Questo antico palazzo napoletano deve il suo nome alla duchessa di Casacalenda e di Campolieto, Marianna di Sangro la quale, venuta in possesso della proprietà, voleva ristrutturare l’antico edificio settecentesco senzapertanto perderne le originali fattezze architettoniche, come lo scalone monumentale interno, opera di Cosimo Fanzago. I lavori di rifacimento vennero affidati a Mario Gioffredo, architetto napoletano tra i più illustri del tempo. Tuttavia, contrariamente alla volontà della contessa, Gioffredo alterò fortemente le caratteristiche architettoniche originarie demolendo anche la bellissima scala di Fanzago.

A seguito della controversia che ne conseguì, Marianna decise di non retribuire il lavoro e l’opera di rifacimento dell’edificio si interruppe fino a quando non intervenne Luigi Vanvitelli, il quale, a conforto dello scontento della contessa, riscontrò nell’opera difetti strutturali per cui decise di intervenire, nel 1766, cominciando i lavori del cortile, luogo a cui il Vanvitelli si dedicò maggiormente.

Qui fu costruito un portico con quattro archi sorretti da otto colonne in piperno, e una maestosa scala aperta; Vanvitelli apportò anche ritocchi di finitura alle balconate e alle lesene della facciata.
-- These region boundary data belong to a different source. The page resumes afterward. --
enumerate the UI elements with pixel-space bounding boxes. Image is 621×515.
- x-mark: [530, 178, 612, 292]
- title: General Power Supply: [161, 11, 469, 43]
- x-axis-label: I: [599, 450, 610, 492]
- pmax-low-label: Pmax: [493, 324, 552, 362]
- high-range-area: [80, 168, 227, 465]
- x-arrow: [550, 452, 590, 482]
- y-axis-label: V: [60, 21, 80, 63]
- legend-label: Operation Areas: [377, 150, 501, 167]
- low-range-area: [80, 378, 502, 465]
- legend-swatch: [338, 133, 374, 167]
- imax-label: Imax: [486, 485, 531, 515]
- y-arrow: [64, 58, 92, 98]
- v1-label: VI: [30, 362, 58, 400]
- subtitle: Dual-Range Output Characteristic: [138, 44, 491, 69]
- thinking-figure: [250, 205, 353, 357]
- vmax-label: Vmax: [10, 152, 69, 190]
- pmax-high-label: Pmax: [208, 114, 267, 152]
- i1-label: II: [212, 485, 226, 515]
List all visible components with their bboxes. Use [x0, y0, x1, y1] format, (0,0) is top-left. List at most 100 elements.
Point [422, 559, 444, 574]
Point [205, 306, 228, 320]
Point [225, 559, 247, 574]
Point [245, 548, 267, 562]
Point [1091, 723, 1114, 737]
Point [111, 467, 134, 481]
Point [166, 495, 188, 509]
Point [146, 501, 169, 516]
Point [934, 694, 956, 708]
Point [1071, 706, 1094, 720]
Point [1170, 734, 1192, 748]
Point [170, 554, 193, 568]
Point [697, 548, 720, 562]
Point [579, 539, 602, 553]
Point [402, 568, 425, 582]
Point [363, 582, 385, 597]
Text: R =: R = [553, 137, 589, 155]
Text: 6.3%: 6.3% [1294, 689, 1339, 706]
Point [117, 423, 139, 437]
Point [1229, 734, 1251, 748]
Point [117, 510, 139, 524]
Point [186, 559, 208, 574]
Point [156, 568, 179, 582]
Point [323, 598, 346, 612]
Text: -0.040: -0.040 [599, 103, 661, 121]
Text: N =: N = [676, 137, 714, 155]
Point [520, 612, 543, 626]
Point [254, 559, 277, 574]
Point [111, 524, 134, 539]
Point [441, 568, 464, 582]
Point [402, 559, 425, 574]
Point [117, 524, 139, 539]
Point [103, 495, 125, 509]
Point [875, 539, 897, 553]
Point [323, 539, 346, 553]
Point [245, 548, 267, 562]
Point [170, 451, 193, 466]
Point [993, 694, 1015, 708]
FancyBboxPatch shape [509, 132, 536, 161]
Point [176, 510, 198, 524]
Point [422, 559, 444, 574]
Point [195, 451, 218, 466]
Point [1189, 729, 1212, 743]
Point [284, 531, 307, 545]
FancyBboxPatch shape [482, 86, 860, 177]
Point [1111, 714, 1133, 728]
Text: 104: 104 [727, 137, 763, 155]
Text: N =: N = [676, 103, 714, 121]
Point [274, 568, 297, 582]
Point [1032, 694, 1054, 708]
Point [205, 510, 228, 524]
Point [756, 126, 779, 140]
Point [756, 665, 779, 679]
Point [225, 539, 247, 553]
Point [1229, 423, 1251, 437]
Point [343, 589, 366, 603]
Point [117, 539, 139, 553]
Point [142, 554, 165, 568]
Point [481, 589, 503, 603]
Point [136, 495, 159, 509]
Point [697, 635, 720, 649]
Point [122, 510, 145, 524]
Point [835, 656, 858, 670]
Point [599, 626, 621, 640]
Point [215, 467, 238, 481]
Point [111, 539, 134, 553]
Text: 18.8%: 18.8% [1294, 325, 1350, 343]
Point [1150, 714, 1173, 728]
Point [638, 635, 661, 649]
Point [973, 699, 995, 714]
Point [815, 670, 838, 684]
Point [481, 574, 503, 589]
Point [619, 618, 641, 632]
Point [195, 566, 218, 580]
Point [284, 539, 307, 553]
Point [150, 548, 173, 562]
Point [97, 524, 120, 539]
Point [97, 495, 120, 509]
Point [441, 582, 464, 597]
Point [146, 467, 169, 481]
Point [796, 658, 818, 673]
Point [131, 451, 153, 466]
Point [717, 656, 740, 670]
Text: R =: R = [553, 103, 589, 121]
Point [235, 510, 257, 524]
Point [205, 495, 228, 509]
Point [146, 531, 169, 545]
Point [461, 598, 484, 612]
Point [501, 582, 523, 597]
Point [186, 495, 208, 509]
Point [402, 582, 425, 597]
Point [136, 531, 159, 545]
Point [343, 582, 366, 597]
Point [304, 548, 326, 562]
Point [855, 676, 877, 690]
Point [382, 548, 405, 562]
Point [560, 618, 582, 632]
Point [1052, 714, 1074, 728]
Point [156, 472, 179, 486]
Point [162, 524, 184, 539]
Questa è in stile dorico con basamento in piperno in cui si aprono due portali inquadrati da colonne doriche in marmo bianco, e caratterizzata da finestre con timpani alternati, curvi e triangolari.

I Casacalenda soggiornarono nel palazzo fino al 1831, quando la proprietà passò alla famiglia del Balzo, antica famiglia originaria della Provenza.

Nel 1922, a seguito delle opere per il Risanamento di Napoli – ovvero quel grande intervento urbanistico che cambiò radicalmente l’assetto di molti quartieri cittadini, fortemente voluto a causa di una violenta epidemia di colera verificatasi anni prima – il palazzo perse una campata per permettere l’allargamento di via Mezzocannone e, in tale occasione, alcuni degli affreschi contenuti nella galleria del secondo piano nobile, tre dei quali raffiguranti il Sogno di Alessandro, opera di Fedele Fischetti, furono staccati e conservati al Museo di Capodimonte.